I cugini bresciani questa volta l’hanno combinata bella. Hanno cambiato la faccia della città affidandosi ad uno degli artisti italiani più famosi e contesi nel mondo: Mimmo Paladino. Da qualche giorno chi arriva a Brescia fa i conti infatti con alcune presenze sorprendenti. La prima è quella che si incontra nell’atrio della metropolitana alla fermata della Stazione ferroviaria: una gigantesca terracotta di 80 metri quadri, che narra con oggetti concreti il mondo fantastico dell’artista. Ma la vera rivoluzione la si incontra nella piazza più centrale e anche più discussa della città. È Piazza della Vittoria, frutto di un gigantesco intervento di Marcello Piacentini in pieno fascismo, ottenuta spianando una grande fetta della Brescia medievale.
Qui Paladino ha portato sei opere tra le quali la gigantesca Zenith, scultura equestre in bronzo alta oltre 5 metri. Soprattutto Paladino ha osato riempire quel piedistallo che nel 1946 era stato liberato da una scultura simbolo del fascismo, il cosiddetto Bigio realizzato da Arturo Dazzi negli anni Trenta. Quel piedistallo era rimasto vuoto un po’ a memoria di quella stagione drammatica. Ora invece Paladino ha portato un’opera che, negli accordi con il Comune bresciano, resterà lì per vent'anni. Un’opera realizzata ad hoc: un’imponente figura in marmo nero che non vuole essere celebrativa di nulla, ma semmai vuole ricordare lo spavento di qualsiasi dittatura.
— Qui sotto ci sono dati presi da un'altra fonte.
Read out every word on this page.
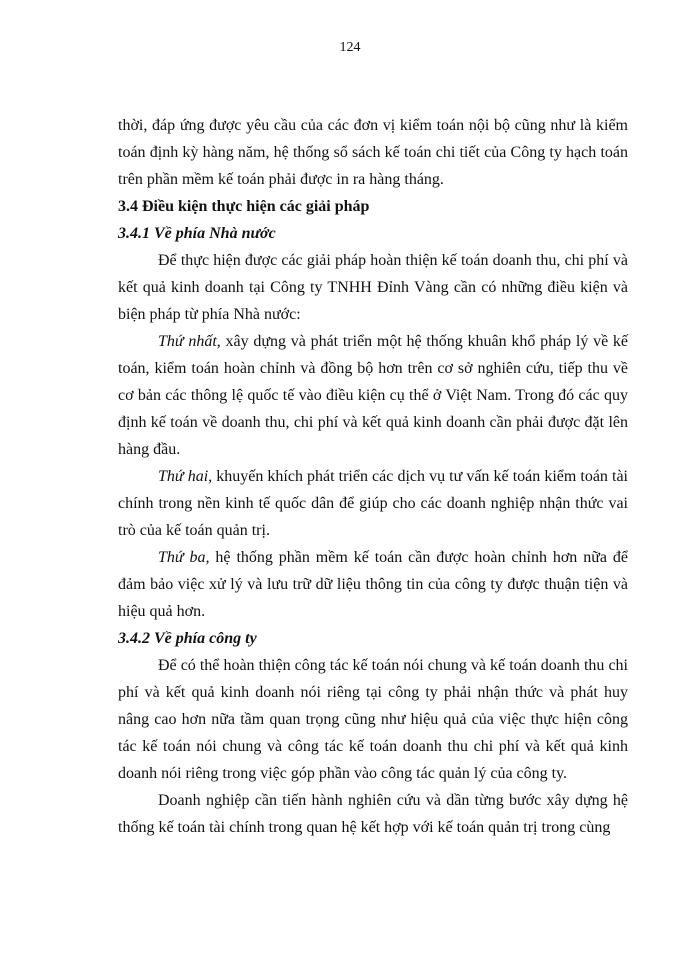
124

thời, đáp ứng được yêu cầu của các đơn vị kiểm toán nội bộ cũng như là kiểm toán định kỳ hàng năm, hệ thống sổ sách kế toán chi tiết của Công ty hạch toán trên phần mềm kế toán phải được in ra hàng tháng.

3.4 Điều kiện thực hiện các giải pháp
3.4.1 Về phía Nhà nước

Để thực hiện được các giải pháp hoàn thiện kế toán doanh thu, chi phí và kết quả kinh doanh tại Công ty TNHH Đỉnh Vàng cần có những điều kiện và biện pháp từ phía Nhà nước:

Thứ nhất, xây dựng và phát triển một hệ thống khuân khổ pháp lý về kế toán, kiểm toán hoàn chỉnh và đồng bộ hơn trên cơ sở nghiên cứu, tiếp thu về cơ bản các thông lệ quốc tế vào điều kiện cụ thể ở Việt Nam. Trong đó các quy định kế toán về doanh thu, chi phí và kết quả kinh doanh cần phải được đặt lên hàng đầu.

Thứ hai, khuyến khích phát triển các dịch vụ tư vấn kế toán kiểm toán tài chính trong nền kinh tế quốc dân để giúp cho các doanh nghiệp nhận thức vai trò của kế toán quản trị.

Thứ ba, hệ thống phần mềm kế toán cần được hoàn chỉnh hơn nữa để đảm bảo việc xử lý và lưu trữ dữ liệu thông tin của công ty được thuận tiện và hiệu quả hơn.

3.4.2 Về phía công ty

Để có thể hoàn thiện công tác kế toán nói chung và kế toán doanh thu chi phí và kết quả kinh doanh nói riêng tại công ty phải nhận thức và phát huy nâng cao hơn nữa tầm quan trọng cũng như hiệu quả của việc thực hiện công tác kế toán nói chung và công tác kế toán doanh thu chi phí và kết quả kinh doanh nói riêng trong việc góp phần vào công tác quản lý của công ty.

Doanh nghiệp cần tiến hành nghiên cứu và dần từng bước xây dựng hệ thống kế toán tài chính trong quan hệ kết hợp với kế toán quản trị trong cùng
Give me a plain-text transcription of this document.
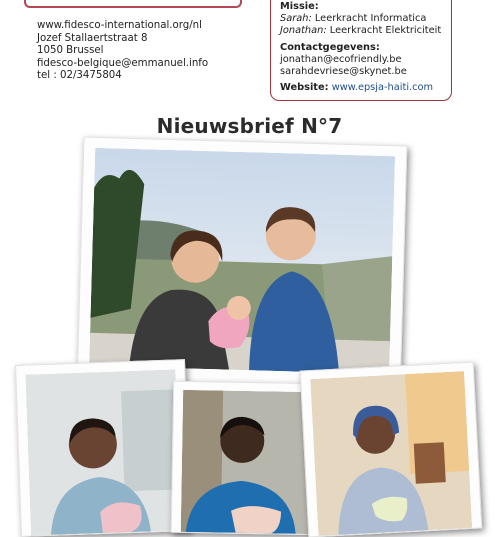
www.fidesco-international.org/nl
Jozef Stallaertstraat 8
1050 Brussel
fidesco-belgique@emmanuel.info
tel : 02/3475804
Missie:
Sarah: Leerkracht Informatica
Jonathan: Leerkracht Elektriciteit
Contactgegevens:
jonathan@ecofriendly.be
sarahdevriese@skynet.be
Website: www.epsja-haiti.com
Nieuwsbrief N°7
Il percorso bresciano poi riserva sorprese nel cuore monumentale della città, perché Paladino ha portato venti testimoni tra le colonne del Capitolium, il tempio che è un reperto eccezionale della Brescia romana. L’elenco delle presenze dell’artista in città può continuare a lungo, visto che sono ben settantadue le sue opere in questo progetto.
Ma come ha fatto Brescia a mettere in piedi una realizzazione tanto ambiziosa e impegnativa e ad attirare così l’attenzione ammirata di tanti operatori e amministratori da tutto il mondo? E manca ancora un dettaglio importante a quanto sin qui raccontato: tutta l’operazione è stata a costo zero per le casse comunali. Brescia infatti ha fatto squadra nel vero senso della parola. Innanzitutto ha dato grande qualità alla Fondazione Brescia Musei, affidandola alla presidenza di Massimo Minini, uno dei maggiori galleristi italiani, che ha messo sul piatto l’autorevolezza dei suoi rapporti. In secondo luogo ha chiamato i privati a sostenere un’operazione, convincendo tutti che una simile nobilitazione culturale e internazionale della città sarebbe andata a beneficio di tutti.
Così è intervenuto il Gruppo Santa Margherita come sponsor principale, ma fondamentali sono stati gli apporti delle imprese bresciane che come sponsor tecnici hanno permesso la realizzazione di opere altrimenti costosissime (come i grandi Specchi Ustori in ottone di cinque metri di diametro): un modo di mettere in vetrina le eccellenze dell’imprenditoria del territorio. Inutile dire sono già annunciati picchi turistici per l’estate. Tutto questo è accaduto a Brescia. Non potrebbe accadere anche a Bergamo?